After a four-month wait and some behind-the-scenes turmoil, the second race of the inaugural National Cycling League series is finally here. Cycling’s freshest series will continue in Denver, Colorado, where 10 co-ed teams will be taking on a fast and furious 1.4-mile lap around the Dicks Sporting Goods Stadium. With eight corners, a long start and finishing straight, 60 point-scoring laps to conquer, it will surely be a n aggressive, action-packed race.
There was a big points discrepancy between the top two teams and the rest of the field; none of the other teams cracked 30 points, with several of the bottom teams scoring less than 10 points. While the NCL teams had run practice races at training camps earlier in the season, the race’s unique format took some adjusting to for the other teams. Now that all teams have had a chance to experience and practice the points-style racing, we hope to see a bit more competition from the non-NCL teams.
NCL Cup Race #2: Denver
A Fount Cycling and Denver Disruptors rider battle it out in the qualifier at the series opener
(Image credit: Gabriel Diaz)
The second race in the three-race series will take place in Denver, Colorado, home turf of the Denver Disruptors.
The race weekend will kick off on Saturday, August 12, with a qualifier event at Woods Boss Brewing Company using the KICKR indoor bikes. The virtual race qualifier determines the grid start order of the teams on Sunday for the pro race, similar to an F1 starting grid. The further up the grid, the better for the teams, as starting at the front of the pack is a significant advantage.
Race days consist of a 60-lap road criterium in which team points are scored each and every lap.
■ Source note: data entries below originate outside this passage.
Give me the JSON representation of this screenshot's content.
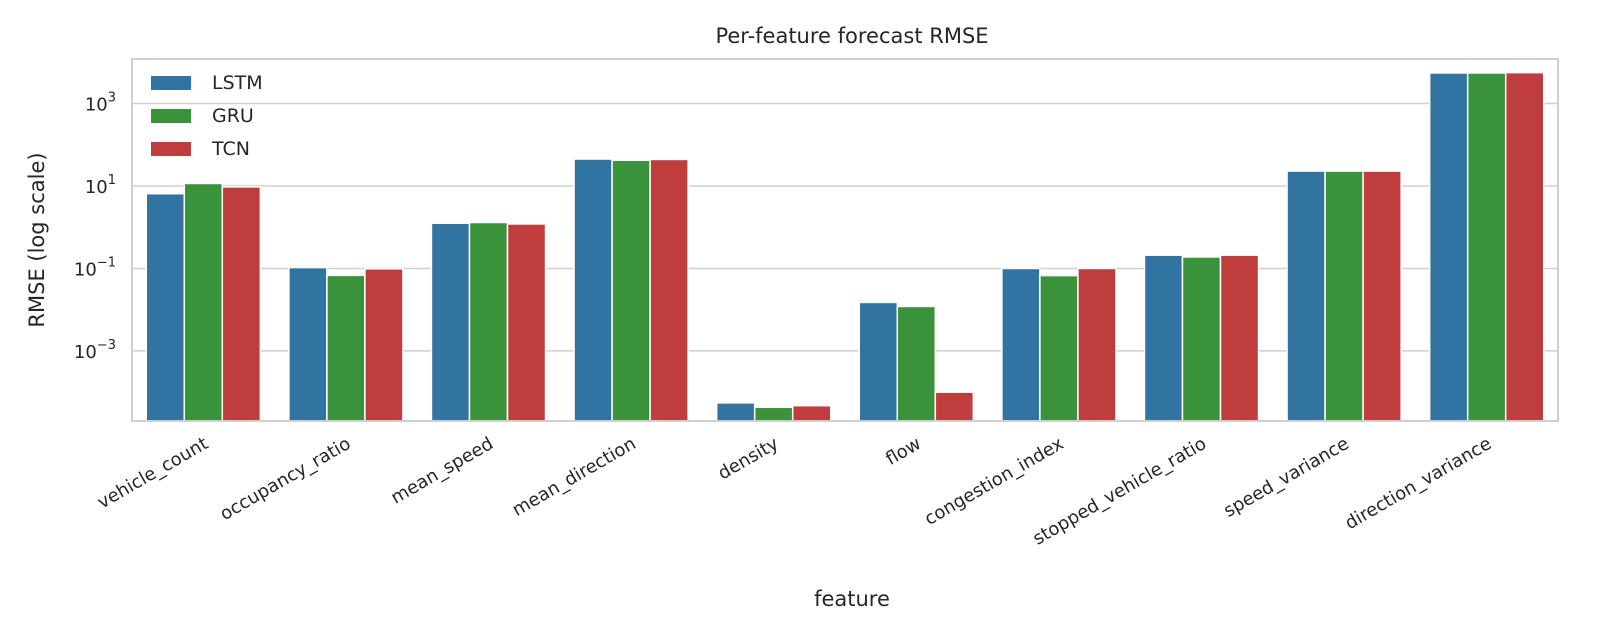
{
  "chart_data": {
    "type": "bar",
    "title": "Per-feature forecast RMSE",
    "xlabel": "feature",
    "ylabel": "RMSE (log scale)",
    "yscale": "log",
    "ylim": [
      2e-05,
      12000
    ],
    "yticks": [
      {
        "value": 0.001,
        "base": "10",
        "exp": "−3"
      },
      {
        "value": 0.1,
        "base": "10",
        "exp": "−1"
      },
      {
        "value": 10,
        "base": "10",
        "exp": "1"
      },
      {
        "value": 1000,
        "base": "10",
        "exp": "3"
      }
    ],
    "grid": true,
    "legend_position": "top-left",
    "categories": [
      "vehicle_count",
      "occupancy_ratio",
      "mean_speed",
      "mean_direction",
      "density",
      "flow",
      "congestion_index",
      "stopped_vehicle_ratio",
      "speed_variance",
      "direction_variance"
    ],
    "series": [
      {
        "name": "LSTM",
        "color": "#3274a1",
        "values": [
          6.5,
          0.105,
          1.25,
          45,
          5.5e-05,
          0.015,
          0.1,
          0.21,
          23,
          5500
        ]
      },
      {
        "name": "GRU",
        "color": "#3a923a",
        "values": [
          11.5,
          0.068,
          1.3,
          42,
          4.3e-05,
          0.012,
          0.067,
          0.19,
          23,
          5500
        ]
      },
      {
        "name": "TCN",
        "color": "#c03d3e",
        "values": [
          9.5,
          0.098,
          1.2,
          44,
          4.7e-05,
          0.0001,
          0.1,
          0.21,
          23,
          5600
        ]
      }
    ]
  }
}
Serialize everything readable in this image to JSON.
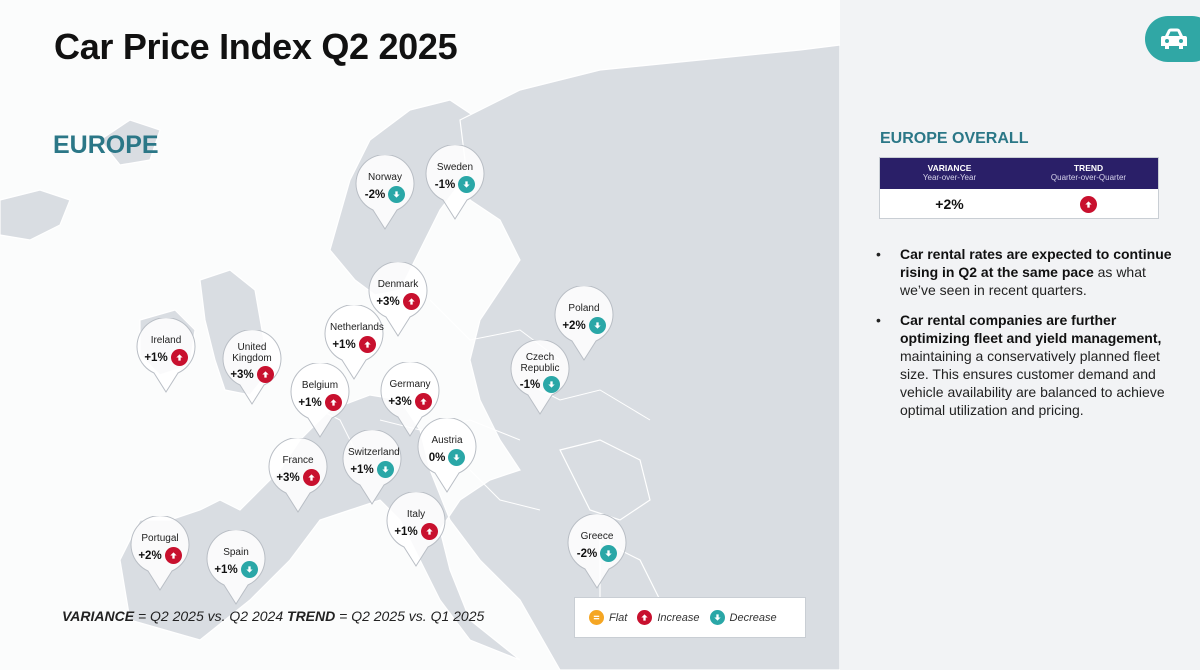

It’s a team sport; there is no individual rider who wins. A co-ed team competition, the first 30 laps are contested by the teams’ female riders. The second 30 laps make up the men’s race. While the men’s and women’s field race separately, the points are aggregated. The team’s points are a combination of both the men’s and women’s races and the team with the most points at the end of the evening wins the bike race.
While the NCL Cup was initially meant to be a four-race series, a cancellation brought the series down to just three races with the series finale now taking place next week, August 20, in Atlanta, Georgia.
The Denver Disruptors dominated the series opener
(Image credit: Gabriel Diaz)
There are 10 co-ed teams that compete in every race in the series. Some are co-ed programs, others are collaborations between exciting men’s and a women’s team.
The two NCL-founded teams, the Denver Disruptors and Miami Nights, have had a standout season outside of the NCL series, taking several high-profile wins and earning themselves a spot among the top criterium teams in the country. With riders like Leah Kirchmann, Riley Sheehan and Reinhardt Janse van Rensburg, the Disruptors have all the firepower they need to take a second win in the NCL Cup series. But Miami also has a stacked team with the Likes of Clever Martinez and Alfredo Rodriguez on their men’s roster and Andrea Cyr, the current American Criterium Cup overall leader, on their women’s team.
The CCB women’s team comes off successful U.S. road nationals with two jerseys followed by a successful block of racing in Belgium. They will undoubtedly be looking to roll that form over to this race. Fount Cycling had several top twenty results at the U.S. national championships and, with some strong riders, could be looking for more at the end of the season.
Several of the teams were competing at the recent Intelligentsia Cup, including Texas Roadhouse, with Fergus Arthur grabbing a top ten, and Primeau Velo, both fighting for top placings in the 10-day series in Chicago, and will be bringing that hard-earned criterium prowess to the NCL cup race.
The Kelly Benefits team came close to the podium at elite nationals, with Liam Flanagan, former U23 criterium national champion taking sixth in the road race. Their team will be looking to grab some points this weekend.
Team Mikes Bikes had strong showings in the U23 criterium nationals, with two young riders making it onto the podium with Gavin Hlady taking second and Sean Stratchen finding fourth on the day. They could make an impact with solid support from the more experienced riders on the team.
CCB p/b Levine Law Group paired with Foundation Cycling New York
Goldman Sachs EFTS Racing paired with Texas Roadhouse Cycling p/d VQ Labs
Kelly Benefits Cycling paired with Primeau Velo Racing
Monarch racing paired with Team Mikes Bikes p/b Equator Coffee
Roxo Racing paired with Voler Factory racing
What’s up for grabs
(Image credit: Gabriel Diaz)
From the inception of the series, the NCL offered a 1-million-dollar prize purse, including a $700,000 prize if one team could sweep all four events and a $100,000 prize if a team managed to win three of the four races.
With the cancellation of its fourth race, the grand prize is no longer up for grabs, but the League confirmed with
Cycling Weekly that teams will still compete for the end-of-season $130,000 Cup Bonus prize, separate from the $30,000 prize purse for each race. Additionally, the team that wins the overall will receive $45,000 USD, with the next-placed teams receiving smaller amounts.
Where to Watch
The Denver and Atlanta races will be streamed live on GCN+.